1. The assessee, which is a wholesale dealer in plantains, and had returned the total income of Rs. 33,215, was assessed on a total income of Rs. 99,600, after the ITO had rejected the book results. In appeal, the total income was reduced to Rs. 71,450 and as the returned income was less than 80 per cent. of the assessed income, the ITO initiated penalty proceedings in view of the Explanation to s. 271(1)(c) of the I.T. Act, 1961, as in force in the relevant assessment year.
2. The IAC took the view that the failure to maintain records like purchase and sale vouchers as well as vouchers for expenses constituted a gross and wilful neglect on the part of the assessee within the meaning of the Explanation to s. 271(1)(c) of the Act. A penalty of Rs. 50,035 was, therefore, levied.
3. When the appeal before the Tribunal was heard, the Tribunal found that a similar question in respect of plantain dealers was dealt with by it in Income-tax Appeal No. 2306 of 1970-71, in which the Tribunal had taken the view that 'merely because the accounts of the assessee did not commend to the Income-tax Officer and that he had rejected the book results, it would not ipso facto follow that the difference in the returned income arose due to any gross or 'wilful neglect' or 'fraud' on the part of the assessee'. On that view, the Tribunal allowed the appeal and set aside the order of penalty.
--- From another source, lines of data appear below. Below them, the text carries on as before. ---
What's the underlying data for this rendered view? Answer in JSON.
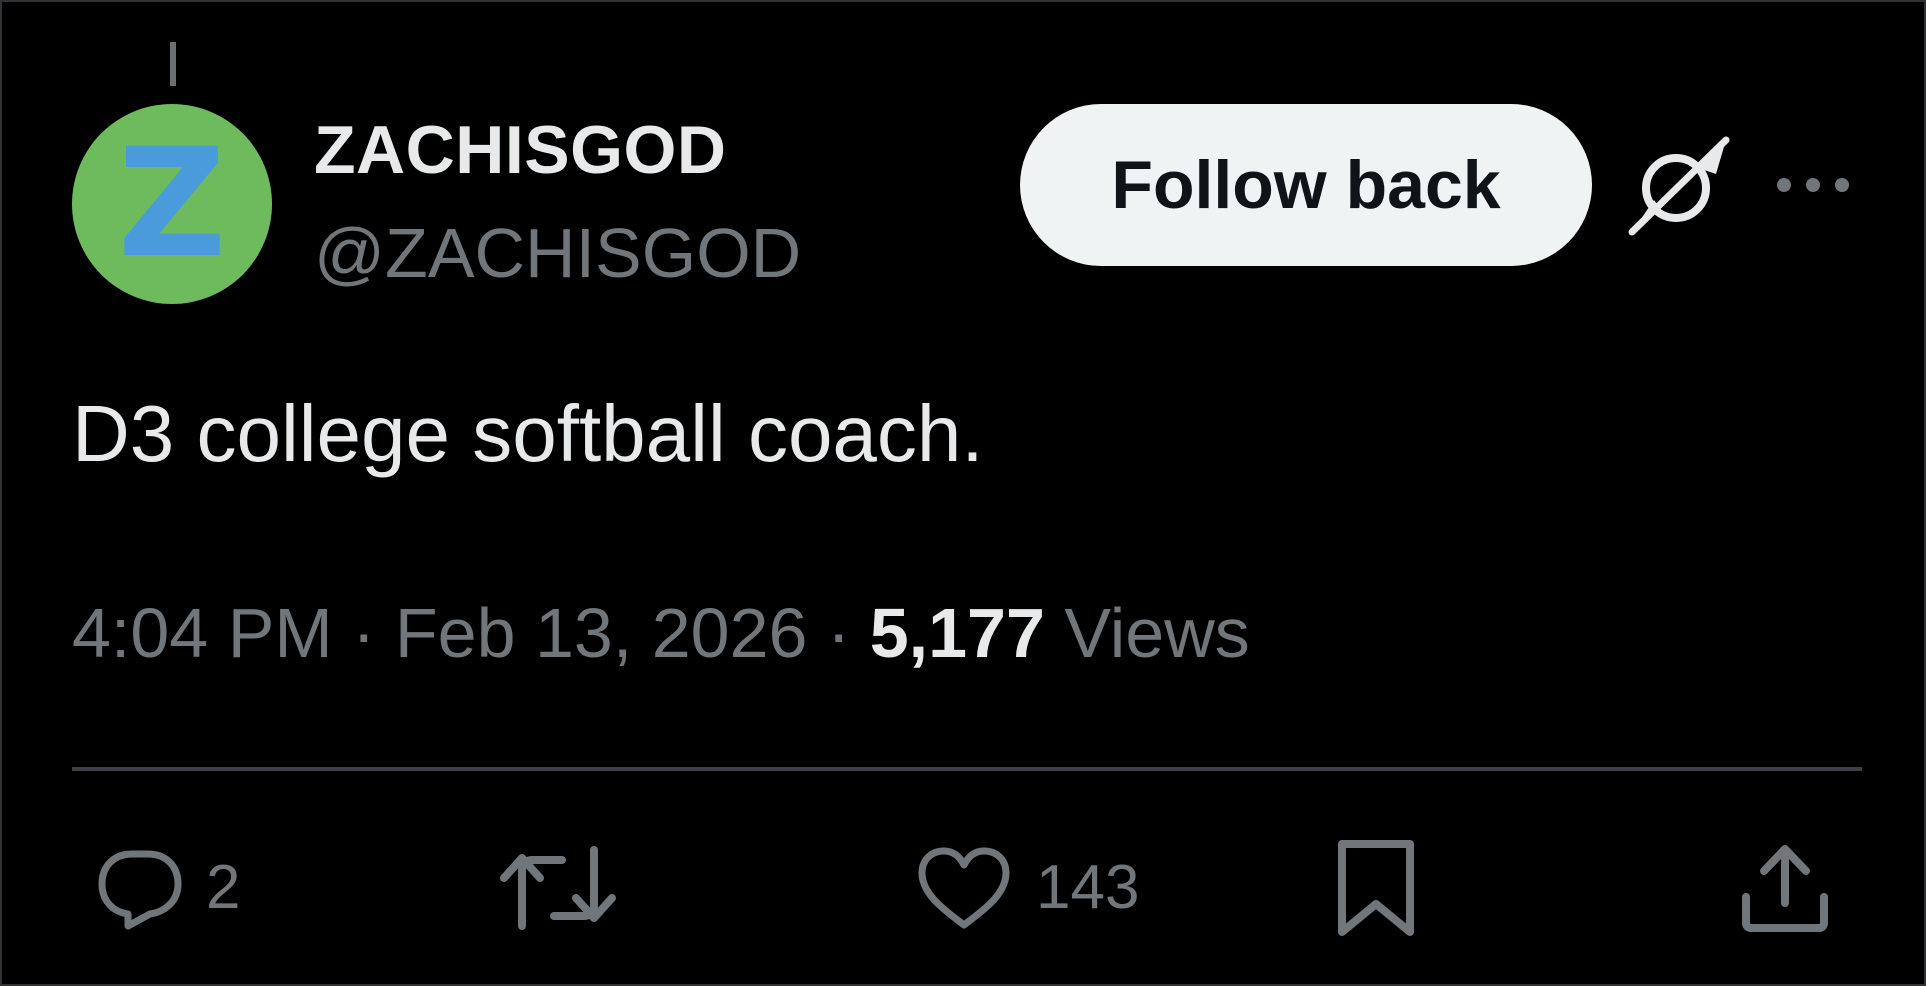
{
  "post": {
    "author": {
      "display_name": "ZACHISGOD",
      "handle": "@ZACHISGOD",
      "avatar_letter": "Z"
    },
    "follow_button_label": "Follow back",
    "text": "D3 college softball coach.",
    "time": "4:04 PM",
    "date": "Feb 13, 2026",
    "separator": "·",
    "views_count": "5,177",
    "views_label": "Views"
  },
  "actions": {
    "reply_count": "2",
    "retweet_count": "",
    "like_count": "143"
  },
  "icons": {
    "grok": "grok-icon",
    "more": "more-icon",
    "reply": "reply-icon",
    "retweet": "retweet-icon",
    "like": "heart-icon",
    "bookmark": "bookmark-icon",
    "share": "share-icon"
  },
  "colors": {
    "background": "#000000",
    "primary_text": "#e7e9ea",
    "secondary_text": "#71767b",
    "follow_button_bg": "#eff3f4",
    "avatar_bg": "#6dbb5c",
    "avatar_letter": "#4a9bdc",
    "divider": "#3d4145"
  }
}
Arising out of this order of the Tribunal, the following two questions have been referred to this court under s. 256(1) of the Act :
'(1) Whether, on the facts and in the circumstances of the case, the Tribunal erred in holding that even where the Explanation to section 271(1)(c) of the Income-tax Act, 1961, comes to the aid of the Revenue in raising the presumption mentioned therein for the purpose of proving the requirements of clause (c) of section 271(1) ibid, the burden still lies on the Revenue to prove that the difference between the 'returned income' ad the 'income assessed' has arisen due to fraud or gross or wilful neglect on the part of the assessee, although the assessee fails to prove that 'the failure to return the correct income' did not arise from any fraud or any gross or wilful neglect on his part ?
(2) Whether, on the facts and in the circumstances of the case, the Tribunal erred in holding that the penalty imposed on the assessee under section 271(1)(c) of the Income-tax Act, 1961, for the assessment year 1967-68 was not tenable ?'
4. We had occasion to deal with this question when the reference arising out of Income-tax Appeal No. 2306 of 1970-71 was decided by us, being Income-Tax Reference No. 152 of 1972 decided on January 20, 1982 CIT v. Devandas Perumal & Co. : 140ITR943(Bom) . In that reference, we have endorsed the view of the Tribunal that if the accounts kept by the assessee were such as could be kept in view of the nature of the business of the assessee, even though the returned income is not accepted by the tax authorities, the assessee does not become liable to penalty because of the assessee cannot be said to have concealed the particulars of his income and that he cannot be said to have failed to return the correct income on account of any fraud or any gross or wilful neglect on his part. The same principle must apply in the instant case also and accordingly the Tribunal must be held to have correctly taken the view that the order of penalty was not justified. We have already pointed out in that case that the first question therein which is identical to question No. (1) in the instant reference does nor really arise because the order of the Tribunal did not have effect of casting any burden on the Revenue as sought to be suggested by question No. (1), Accordingly, it is not necessary for us to answer question No. (1), as it does not arise out of the order of the Tribunal.
Question No. (2) has to be answered in the negative and in favour of the assessee.
5. The Commissioner to pay the costs of this reference.